Bugün okula gitmiyordum. Hem Sevda gitmiyordu hem ben. O kocasını yaralıyken yalnız bırakmak istemedi ben ise sözlümü. O kazadan beri bi sıkıntısı var ve bunu bana söylemiyor. Yaraları iyileşti ama psikolojisi duzelmedi. Anlatmıyor ki bir de ne olduğunu. Belki bi çözüm bulacağız birlikte. O yüzden ben de bugün Hakan Beyimizin problemini çözmek için gitmedim. Sabah ta erkenden kalkıp Hakanın evine gittim ve Selim Amcaya da söyledim

"Hakanın ne problemi var öğreneceğiz bugün" diye. O da

" Benim işlerim var kızım o iş sende o zaman. Bu çocuk ta bazı şeyleri birileri ile paylaşmaya alışmalı artık kızım. Senin sayende hep içine atmaktan kurtulur inşallah" dedi ve gitti. Ben de güzel bi kahvaltı hazırlamak isterdim ama bu konuda Sevda kadar maharetli değilim ekstra bi şey yapmadım. Normal bi kahvaltı hazırladım. " Sonra Hakan geliyordu galiba mutfağa ayak sesi duydum. Sonra biraz geriye doğru gittim kapının arkasına doğru görmüyecek şekilde. Sonra Hakan girdi içeriye ben de günaydın aşkım dedim. O da gülerek döndü bana doğru günaydın dedi. Kahvaltı için oturduk ve ben çaylarımızı doldurdum. Yemeye basladik.

"Sevinmedin mi surprizime "

"Sevindim tabi neden sevinmeyim. "

"Sen benden ne saklıyorsun söylesene artık gerçekten çok yoruldum. Bana hiç mi guvenmiyorsun ya da bana hiç mi değer vermiyorsun. Ben ne olursa olsun herşeyi seninle paylaşıyorum. Ama sen kazadan beri bi haller var anlıyorum halinden tavrından hareketlerinden belli oluyor ama sen bana hiç bir şey söylemiyorsun. " Artık söylemesi için gerekirse tavır alıp küserim.

"Ezgim hiç öyle şey olur mu seni çok seviyorum ve sana çok değer veriyorum. Madem bu kadar merak ettin ve öğrenmek istiyorsun anlatayım o zaman"

"Anlat tabi istiyorum "

"Ben o gün yani kaza yaptığım gün kırmızı ışıkta beklerken birini gördüm kimdi biliyor musun annemdi. Biliyorum annen öldü diyeceksin evet öldü toprağa verilirken kendi gözlerimle gördüm. Ama o gördüğüm kadın anneme çok benziyordu. Yanında da bi adam vardı ve çok samimilerdi. Anlam veremiyorum hayal değildi gerçekti o an yaşadığım şaşkınlık yüzünden yaptım kazayı da."

"Hakan biliyorsun bunun mutlaka mantıklı bir açıklaması vardır. Yani çok benzeyen biridir olamaz mı insanlar çift yaratılmış derler olabilir annene benzeyen birisi. "

"Ben de diyorum kendime ama işte. Neyse tamam haklısın en iyisi unutmak o günü biz kendi hayatımıza dönelim. Napıyoruz yapıyor muyuz nişanımızı."

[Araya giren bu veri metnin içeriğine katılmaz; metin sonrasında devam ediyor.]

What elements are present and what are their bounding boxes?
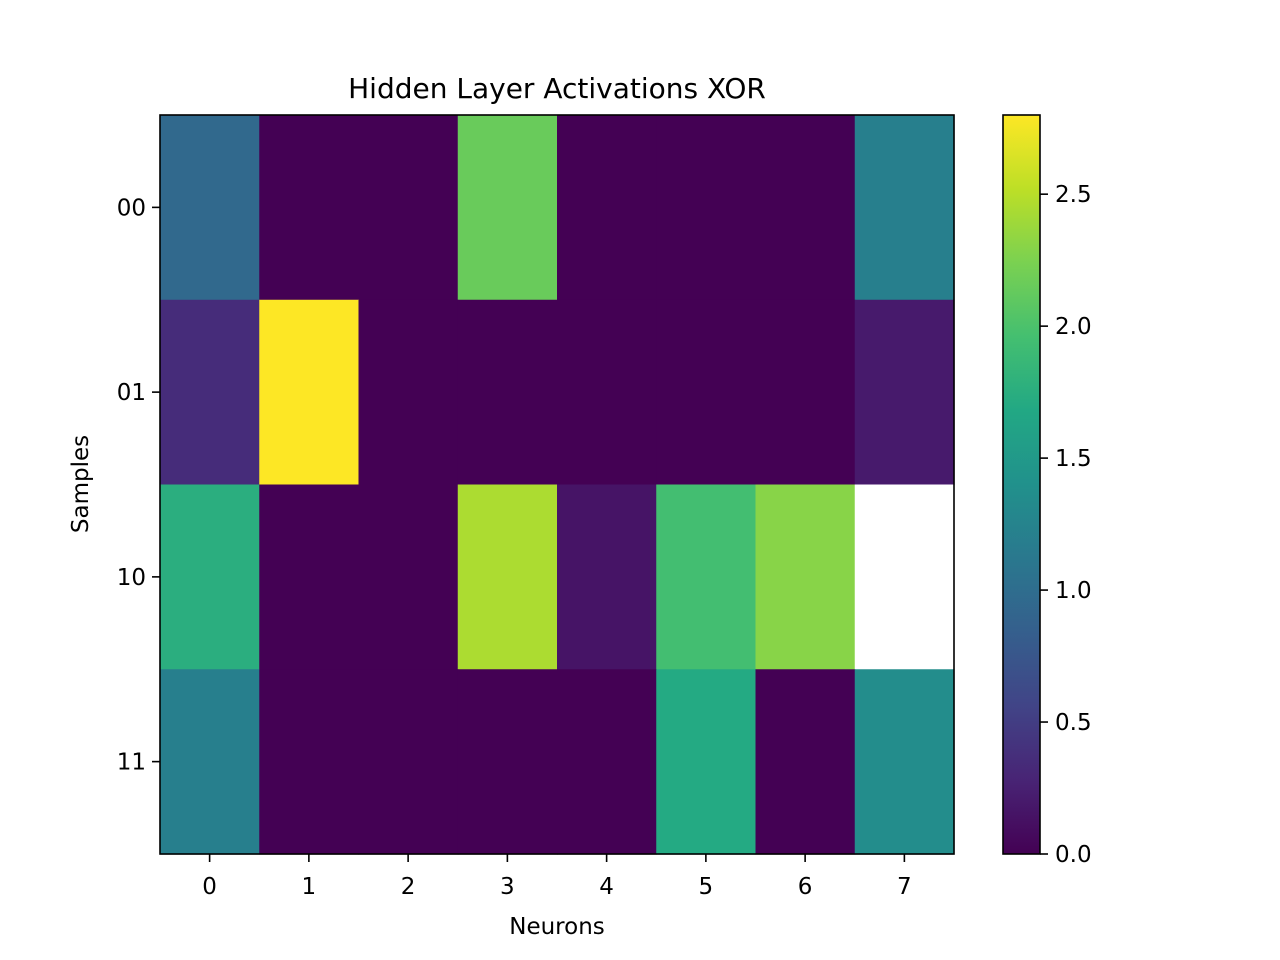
heatmap-cell-empty (854, 484, 955, 670)
heatmap-cell (457, 299, 558, 486)
x-tick-label: 1 (302, 874, 317, 900)
heatmap-cell (854, 115, 955, 301)
heatmap-cell (160, 484, 260, 670)
chart-title: Hidden Layer Activations XOR (348, 72, 766, 105)
heatmap-cell (755, 299, 856, 486)
colorbar-tick-label: 2.0 (1055, 314, 1092, 340)
x-tick-label: 3 (500, 874, 515, 900)
heatmap-cell (160, 299, 260, 486)
plot-frame (159, 114, 955, 855)
x-tick-label: 2 (401, 874, 416, 900)
colorbar-tick-label: 1.0 (1055, 578, 1092, 604)
heatmap-cell (358, 669, 459, 855)
x-axis-ticks: 0 1 2 3 4 5 6 7 (202, 854, 912, 900)
heatmap-cell (557, 115, 657, 301)
heatmap-cell (457, 115, 558, 301)
heatmap-cell (457, 484, 558, 670)
heatmap-cell (557, 669, 657, 855)
colorbar-ticks: 0.0 0.5 1.0 1.5 2.0 2.5 (1040, 182, 1092, 868)
y-axis-ticks: 00 01 10 11 (117, 195, 160, 776)
x-tick-label: 7 (897, 874, 912, 900)
heatmap-cell (358, 484, 459, 670)
x-tick-label: 4 (599, 874, 614, 900)
x-tick-label: 0 (202, 874, 217, 900)
x-tick-label: 6 (798, 874, 813, 900)
heatmap-cell (755, 115, 856, 301)
y-axis-label: Samples (68, 435, 94, 533)
heatmap-cell (358, 299, 459, 486)
colorbar-tick-label: 0.0 (1055, 842, 1092, 868)
heatmap-cell (656, 669, 757, 855)
heatmap-cell (656, 299, 757, 486)
heatmap-cell (557, 484, 657, 670)
y-tick-label: 01 (117, 380, 146, 406)
y-tick-label: 10 (117, 565, 146, 591)
heatmap-cell (854, 669, 955, 855)
colorbar-tick-label: 0.5 (1055, 710, 1092, 736)
heatmap-cell (457, 669, 558, 855)
heatmap-cell (259, 484, 360, 670)
heatmap-cell (755, 484, 856, 670)
x-axis-label: Neurons (509, 914, 605, 940)
heatmap-cell (259, 299, 360, 486)
heatmap-cell (160, 669, 260, 855)
x-tick-label: 5 (699, 874, 714, 900)
heatmap-cell (656, 115, 757, 301)
heatmap-cell (755, 669, 856, 855)
colorbar-tick-label: 1.5 (1055, 446, 1092, 472)
heatmap-cell (854, 299, 955, 486)
heatmap-cell (160, 115, 260, 301)
heatmap-cell (259, 115, 360, 301)
colorbar (1002, 114, 1041, 855)
y-tick-label: 11 (117, 750, 146, 776)
colorbar-tick-label: 2.5 (1055, 182, 1092, 208)
heatmap-cell (557, 299, 657, 486)
heatmap-cell (656, 484, 757, 670)
heatmap-cells (160, 115, 955, 855)
heatmap-cell (358, 115, 459, 301)
y-tick-label: 00 (117, 195, 146, 221)
heatmap-cell (259, 669, 360, 855)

"Yalnız bu baya bi hızlı olmadı mı. Yani bilmiyorum ki hiç konuşmamıstık."

"Tamam konuşalım işte. Yapalım bence en kısa zamanda hatta haftaya cumartesi yapalım okul yokken."
İçiyor olduğum çayı son anda yuttum ve genzime kaçmasını kıl payı engelledim.

"Ne haftaya mı olmaz ki ben nasıl hazırlanırım yani yetişir mi dersin."

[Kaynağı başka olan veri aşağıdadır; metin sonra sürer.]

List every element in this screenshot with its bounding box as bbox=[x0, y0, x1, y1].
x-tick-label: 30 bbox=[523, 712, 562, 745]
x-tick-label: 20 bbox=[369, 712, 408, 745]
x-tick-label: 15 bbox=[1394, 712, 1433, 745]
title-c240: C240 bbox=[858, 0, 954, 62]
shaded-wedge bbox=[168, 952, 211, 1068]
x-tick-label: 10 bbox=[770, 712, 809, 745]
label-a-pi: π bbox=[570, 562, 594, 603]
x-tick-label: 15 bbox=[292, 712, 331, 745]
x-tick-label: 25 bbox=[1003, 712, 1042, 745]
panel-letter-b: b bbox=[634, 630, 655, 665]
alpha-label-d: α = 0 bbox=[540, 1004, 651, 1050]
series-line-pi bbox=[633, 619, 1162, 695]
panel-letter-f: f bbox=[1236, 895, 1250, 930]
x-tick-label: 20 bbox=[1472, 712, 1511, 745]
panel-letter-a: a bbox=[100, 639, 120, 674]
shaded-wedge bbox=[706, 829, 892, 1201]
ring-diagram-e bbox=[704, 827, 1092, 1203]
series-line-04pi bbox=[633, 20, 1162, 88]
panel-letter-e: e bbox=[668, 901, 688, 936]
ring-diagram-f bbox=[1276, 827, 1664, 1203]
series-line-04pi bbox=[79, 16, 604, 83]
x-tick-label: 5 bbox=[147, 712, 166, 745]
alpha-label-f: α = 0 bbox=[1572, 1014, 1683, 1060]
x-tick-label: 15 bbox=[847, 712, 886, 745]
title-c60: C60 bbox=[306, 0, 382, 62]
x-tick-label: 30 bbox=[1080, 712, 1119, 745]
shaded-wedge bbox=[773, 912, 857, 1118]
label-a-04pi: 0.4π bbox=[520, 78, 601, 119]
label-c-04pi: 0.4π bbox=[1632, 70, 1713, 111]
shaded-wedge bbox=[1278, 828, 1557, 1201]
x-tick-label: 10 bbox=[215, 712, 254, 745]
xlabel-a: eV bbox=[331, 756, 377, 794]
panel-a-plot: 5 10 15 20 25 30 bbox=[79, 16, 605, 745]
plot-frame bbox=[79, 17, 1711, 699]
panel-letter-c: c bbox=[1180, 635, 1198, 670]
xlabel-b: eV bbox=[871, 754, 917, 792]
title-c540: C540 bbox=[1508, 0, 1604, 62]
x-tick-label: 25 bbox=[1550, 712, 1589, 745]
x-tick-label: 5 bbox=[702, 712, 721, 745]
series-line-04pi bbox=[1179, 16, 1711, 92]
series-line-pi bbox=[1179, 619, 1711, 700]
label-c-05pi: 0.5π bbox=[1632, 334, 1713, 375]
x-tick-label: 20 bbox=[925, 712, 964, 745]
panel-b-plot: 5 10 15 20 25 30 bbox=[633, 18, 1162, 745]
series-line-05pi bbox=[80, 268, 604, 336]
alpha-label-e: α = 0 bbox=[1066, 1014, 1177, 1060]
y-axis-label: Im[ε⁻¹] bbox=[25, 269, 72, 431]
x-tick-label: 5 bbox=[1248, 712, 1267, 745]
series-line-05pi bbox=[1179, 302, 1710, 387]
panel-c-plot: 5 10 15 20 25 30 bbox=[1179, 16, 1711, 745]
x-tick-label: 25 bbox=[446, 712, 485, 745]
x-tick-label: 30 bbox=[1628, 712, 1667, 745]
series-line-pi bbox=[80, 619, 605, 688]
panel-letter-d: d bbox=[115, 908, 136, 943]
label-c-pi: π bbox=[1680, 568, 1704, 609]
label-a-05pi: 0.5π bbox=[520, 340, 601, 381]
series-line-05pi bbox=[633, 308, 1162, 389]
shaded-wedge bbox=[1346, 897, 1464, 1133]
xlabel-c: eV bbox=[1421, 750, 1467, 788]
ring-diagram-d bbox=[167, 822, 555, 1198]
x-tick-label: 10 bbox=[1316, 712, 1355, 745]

"Olur olur hallolur. Yaparsın sen halledersin haftaya nişanımız var. Ben bugün gidiyorum şirkete Barışla da konuşurum yarın gideriz alışverişe onlarla. "

"Tamam peki güle güle" dedim ve Hakanı uğurladım ve kahvaltıyı toparlayıp eve gittim. Ahh ne yapacağım ben. Kapıyı açtım ve

"Anneeee anneeee anneeee"

"Ne var kızım ne bağırıyorsun burdayım " dedi annem eli hamurlu mutfaktan çıkarken.

"Anne haftaya cumartesi nişanımız var "

"Nee. Kızım ne acelesi var şimdi nasıl yetişir hazirliklar. "

"Yetişir anne yetişir. Hayirdir sen ne yapıyorsun mutfakta. "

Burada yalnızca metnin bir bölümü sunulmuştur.